Dubai, United Arab Emirates, March 02, 2016 --(PR.com
)-- Carrying twins or multiple foetuses commands joy and caution. While the percentage of mothers with twin pregnancies or more are increasing in the Middle East, these foetuses are not all conceived naturally. Due to the fact that many women may postpone motherhood and get pregnant at a later stage they would seek IVF and alternative conception therapies available, on the other hand some parents resort to IVF treatment, at times solely for the purpose of producing twins and not due to challenges in fertility.
From a medical practitioner’s standpoint managing twins or triplets can be quite challenging due to the various risk factors that expecting mothers are subjected to. From a mother’s perspective it means more frequent check-ups, a greater emphasis on certain nutrients such as folic acid, calcium and iron. It also means more weight gain for the pregnant mother approximately 7-25 KGs. There are also restrictions on travel, work, and physical activity especially as the pregnancy advances. The gestation period may be cut short to approximately 38 weeks of pregnancy.

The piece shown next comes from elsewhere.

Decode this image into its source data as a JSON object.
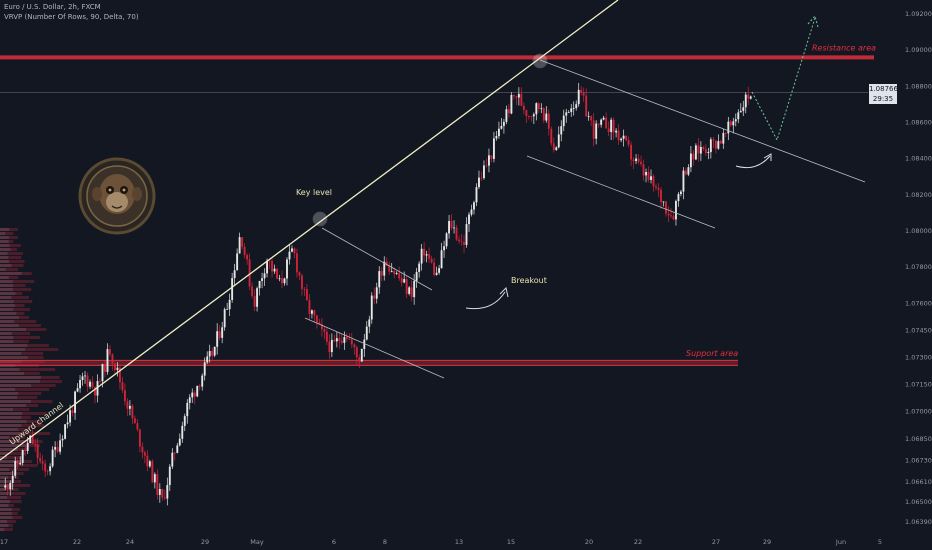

“In my practice I see approximately 100 to 110 mothers with multiple pregnancies per year. We conduct around 700 to 800 ultra sound examinations for multiple pregnancies per year. This is a combination of patients that we manage and patients who are referred to us from other obstetricians for more specialised scanning,” says Dr George Michailidis, Foetal & Maternal Medicine Consultant, Genesis, Dubai, UAE.
Dr Michailidis will discuss the management of twin pregnancies at the Foetal Medicine conference at the Obs-Gyne Exhibition & Congress organized by Informa Life Sciences Exhibitions that will take place from 27-29 March 2016 at the Dubai International Convention and Exhibition Centre.
Some of the pregnancy complications that occur in twin and multiple pregnancies include, gestational diabetes, pre-eclampsia, which is a coupling of high blood pressure and protein in the urine resulting in strict monitoring of the mother and the foetus. The mother is also quite often at risk of being unable to carry both babies to full term. With identical twins, there is the risk for a blood vessel in the placenta to connect the babies' circulatory systems. This causes one baby to receive more blood and the much less. This is a serious complication for both foetuses that may require aggressive intervention during the pregnancy. It may even require an early delivery.
“Carrying twins on its own is not a contraindication for normal delivery. However the risk vs. benefit of a normal delivery against an elective C-Section will need to be carefully discussed with the parents. From an obstetric perspective the first twin would need to be cephalic (head down) and there should not be any other significant obstetric- related concerns,” concluded Dr Michailidis.